Zu sagen, die Migrationspolitik sei die Mutter aller EU-Kontroversen, wäre eine Untertreibung.

Obwohl die Migrationskrise von 2015 längst vorbei ist, verfolgt ihr Geist weiterhin politische Entscheidungsträger und Diplomaten in Brüssel. Trotz mehrerer Versuche, die Migrations- und Asylpolitik unter den 27 Mitgliedsstaaten zu vereinheitlichen, bleibt das Ziel bleibt zu hartnäckig und explosiv, Gemeinsamkeiten zu finden.

Als jedoch zahlreiche Ukrainer vor dem russischen Angriff zu fliehen begannen, entdeckte die EU, dass das bewährte Lehrbuch vergangener Migrationskrisen in sich zusammenfallen würde.

Verzweifelt nach einer praktikablen Lösung suchend, staubte der Block ab Richtlinie zum vorübergehenden Schutzein obskures Gesetz aus dem Jahr 2001, das nie angewendet wurde.

Gemäß der Richtlinie dürfen die Mitgliedstaaten einer ausgewählten Gruppe von Vertriebenen, in diesem Fall ukrainischen Flüchtlingen, sofortigen und außerordentlichen Schutz gewähren.

Das Gesetz umgeht die traditionell überlasteten Asylsysteme und bietet stattdessen einen vereinfachten, beschleunigten Weg zum Zugang zu Aufenthaltsgenehmigungen, Bildung, Gesundheitsversorgung, Sozialhilfe und Arbeitsmarkt – die Grundvoraussetzungen, die Ukrainer brauchen, um ein neues Leben zu beginnen.

Die Aktivierung der Richtlinie über den vorübergehenden Schutz am 3. März wurde als „historisch“ gefeiert, aber auch von einigen Aktivisten und Organisationen kritisiert, weil sie die der EU-Migrationspolitik innewohnende rassistische Voreingenommenheit aufdeckte.
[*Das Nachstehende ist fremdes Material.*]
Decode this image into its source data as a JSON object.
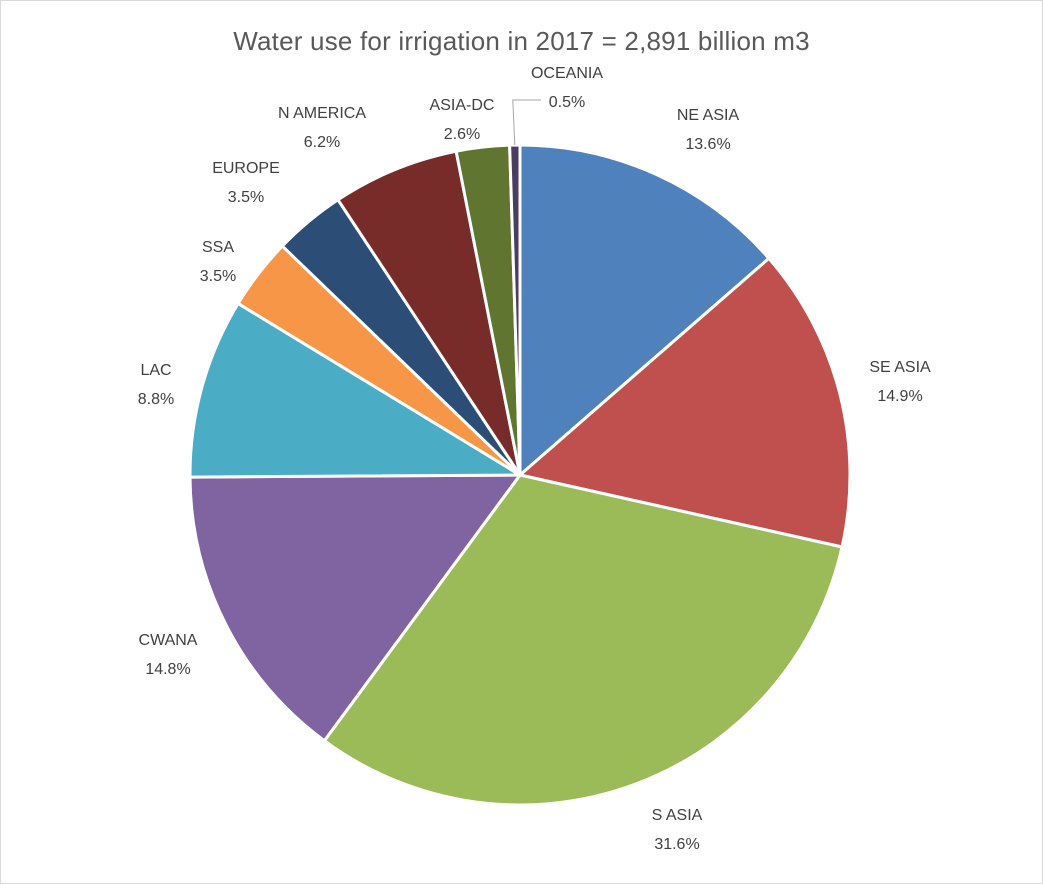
{
  "chart_data": {
    "type": "pie",
    "title": "Water use for irrigation in 2017 = 2,891 billion m3",
    "slices": [
      {
        "label": "NE ASIA",
        "value": 13.6,
        "value_label": "13.6%",
        "color": "#4f81bd"
      },
      {
        "label": "SE ASIA",
        "value": 14.9,
        "value_label": "14.9%",
        "color": "#c0504d"
      },
      {
        "label": "S ASIA",
        "value": 31.6,
        "value_label": "31.6%",
        "color": "#9bbb59"
      },
      {
        "label": "CWANA",
        "value": 14.8,
        "value_label": "14.8%",
        "color": "#8064a2"
      },
      {
        "label": "LAC",
        "value": 8.8,
        "value_label": "8.8%",
        "color": "#4bacc6"
      },
      {
        "label": "SSA",
        "value": 3.5,
        "value_label": "3.5%",
        "color": "#f79646"
      },
      {
        "label": "EUROPE",
        "value": 3.5,
        "value_label": "3.5%",
        "color": "#2c4d75"
      },
      {
        "label": "N AMERICA",
        "value": 6.2,
        "value_label": "6.2%",
        "color": "#772c2a"
      },
      {
        "label": "ASIA-DC",
        "value": 2.6,
        "value_label": "2.6%",
        "color": "#5f7530"
      },
      {
        "label": "OCEANIA",
        "value": 0.5,
        "value_label": "0.5%",
        "color": "#4d3b62"
      }
    ],
    "start_angle": "12 o'clock",
    "direction": "clockwise",
    "legend": "none",
    "data_labels": "outside, category name and percentage"
  }
}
Bis heute vier Millionen ukrainische Flüchtlinge wurden neu besiedelt im gesamten Block, wobei Polen und Deutschland jeweils rund eine Million aufnehmen.

Das Tabu der Erweiterung

Nach dem Beitritt Kroatiens im Jahr 2013 wurde der Appetit auf eine Erweiterung des Blocks über 27 Mitglieder hinaus spürbar geringer. Von der Leyen versprach, die Erweiterung wieder in den Vordergrund zu rücken, als sie bei der Kommission ankam, nur um von der COVID-19-Pandemie abgelenkt zu werden.
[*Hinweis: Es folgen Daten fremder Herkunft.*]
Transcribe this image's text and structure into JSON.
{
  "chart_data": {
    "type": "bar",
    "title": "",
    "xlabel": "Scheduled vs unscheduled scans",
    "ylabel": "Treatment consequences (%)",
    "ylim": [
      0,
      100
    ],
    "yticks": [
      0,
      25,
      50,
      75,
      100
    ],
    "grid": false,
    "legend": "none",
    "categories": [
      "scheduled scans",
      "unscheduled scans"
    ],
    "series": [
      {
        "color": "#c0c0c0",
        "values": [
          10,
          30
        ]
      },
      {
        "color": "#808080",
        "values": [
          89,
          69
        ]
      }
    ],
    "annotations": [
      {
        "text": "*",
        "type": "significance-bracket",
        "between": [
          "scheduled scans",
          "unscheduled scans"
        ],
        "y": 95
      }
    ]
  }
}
Russlands Krieg drehte jedoch den Spieß um und lieferte Brüssel das politische Argument, das ihm fehlte, um die Erweiterung zu rechtfertigen: Einheit trotz Aggression.

Präsident Wolodymyr Selenskyj aus der Ukraine ergriff schnell die Dynamik und unterzeichnete den Antrag seines Landes, dem Block beizutreten, vier Tage nachdem Putin die Invasion angeordnet hatte, zu einer Zeit, als viele im Westen dachten, Kiew würde bald zusammenbrechen.
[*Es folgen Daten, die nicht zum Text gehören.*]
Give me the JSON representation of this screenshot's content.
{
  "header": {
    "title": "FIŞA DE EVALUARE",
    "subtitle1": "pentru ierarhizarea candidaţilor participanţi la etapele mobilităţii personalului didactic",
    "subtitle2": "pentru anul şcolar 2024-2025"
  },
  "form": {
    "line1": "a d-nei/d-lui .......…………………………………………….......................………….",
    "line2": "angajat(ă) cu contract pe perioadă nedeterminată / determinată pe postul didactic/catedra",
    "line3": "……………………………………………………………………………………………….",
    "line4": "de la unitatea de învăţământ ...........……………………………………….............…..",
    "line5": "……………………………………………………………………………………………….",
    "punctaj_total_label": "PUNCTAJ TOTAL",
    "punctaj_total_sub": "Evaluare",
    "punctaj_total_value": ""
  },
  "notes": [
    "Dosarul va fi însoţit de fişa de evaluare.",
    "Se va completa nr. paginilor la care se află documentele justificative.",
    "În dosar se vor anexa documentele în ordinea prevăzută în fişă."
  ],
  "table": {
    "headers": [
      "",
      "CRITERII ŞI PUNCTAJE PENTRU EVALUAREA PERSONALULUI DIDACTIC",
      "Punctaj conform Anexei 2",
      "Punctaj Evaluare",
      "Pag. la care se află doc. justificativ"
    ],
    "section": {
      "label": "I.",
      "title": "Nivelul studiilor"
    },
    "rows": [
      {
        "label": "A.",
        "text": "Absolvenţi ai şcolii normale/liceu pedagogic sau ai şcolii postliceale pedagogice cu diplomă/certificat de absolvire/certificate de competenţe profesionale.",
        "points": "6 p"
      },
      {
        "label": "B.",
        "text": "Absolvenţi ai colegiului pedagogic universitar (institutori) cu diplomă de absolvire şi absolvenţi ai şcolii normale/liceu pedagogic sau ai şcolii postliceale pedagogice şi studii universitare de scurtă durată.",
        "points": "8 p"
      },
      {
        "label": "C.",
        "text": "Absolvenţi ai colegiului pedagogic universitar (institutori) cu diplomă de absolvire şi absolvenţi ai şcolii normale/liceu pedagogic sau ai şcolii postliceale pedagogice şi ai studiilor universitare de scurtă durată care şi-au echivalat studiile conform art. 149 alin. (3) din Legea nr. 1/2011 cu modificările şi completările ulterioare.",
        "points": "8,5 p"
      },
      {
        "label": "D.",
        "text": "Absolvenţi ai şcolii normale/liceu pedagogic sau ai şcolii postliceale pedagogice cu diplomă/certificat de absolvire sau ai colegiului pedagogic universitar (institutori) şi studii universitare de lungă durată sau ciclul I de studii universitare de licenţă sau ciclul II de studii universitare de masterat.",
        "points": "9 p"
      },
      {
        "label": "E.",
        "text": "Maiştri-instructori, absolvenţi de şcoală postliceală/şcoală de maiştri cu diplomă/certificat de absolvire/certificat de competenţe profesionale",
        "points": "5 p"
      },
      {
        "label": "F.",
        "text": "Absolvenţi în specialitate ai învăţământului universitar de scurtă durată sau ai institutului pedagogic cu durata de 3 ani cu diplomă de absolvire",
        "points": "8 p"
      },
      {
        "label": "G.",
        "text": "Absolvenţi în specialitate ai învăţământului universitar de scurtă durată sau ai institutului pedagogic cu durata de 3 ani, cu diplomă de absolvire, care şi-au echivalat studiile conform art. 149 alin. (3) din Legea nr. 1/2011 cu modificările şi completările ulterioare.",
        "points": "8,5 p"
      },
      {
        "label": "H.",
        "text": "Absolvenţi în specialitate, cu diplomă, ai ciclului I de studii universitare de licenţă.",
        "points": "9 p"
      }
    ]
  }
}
Dank einer hartnäckigen PR-Kampagne von Selenskyj und seinen Beamten wurde die Bewerbung der Ukraine innerhalb von vier Monaten von unrealistisch zu machbar, während die EU-Mitglieder einen gestaffelten Sinneswandel hatten und es wagten, nach Jahren einer ruhenden Debatte öffentlich über eine Erweiterung zu sprechen.

Der Aufschwung erreichte am 23. Juni seinen Höhepunkt der Europäische Rat der Ukraine – und auch Moldawien – einstimmig den begehrten Kandidatenstatus zuerkannt, die offizielle Präambel der Beitrittsverhandlungen.

Die Tabus warten darauf, gebrochen zu werden

Trotz der entschlossenen Entscheidungsfindung in den letzten 12 Monaten muss die EU noch einige bemerkenswerte Tabus brechen, wie z. B. Sanktionen Russlands Nuklearsektor aufgrund von Sicherheitsbedenken aus einigen osteuropäischen Ländern.

Ebenfalls noch vom Tisch ist ein Einfuhrverbot für russische Diamanten angesichts des belgischen wirtschaftliche Einsätze im Diamantenviertel von Antwerpen und die Vertreibung der Gazprombankdie russische Bank, die Energiezahlungen abwickelt, über das hochsichere SWIFT-System.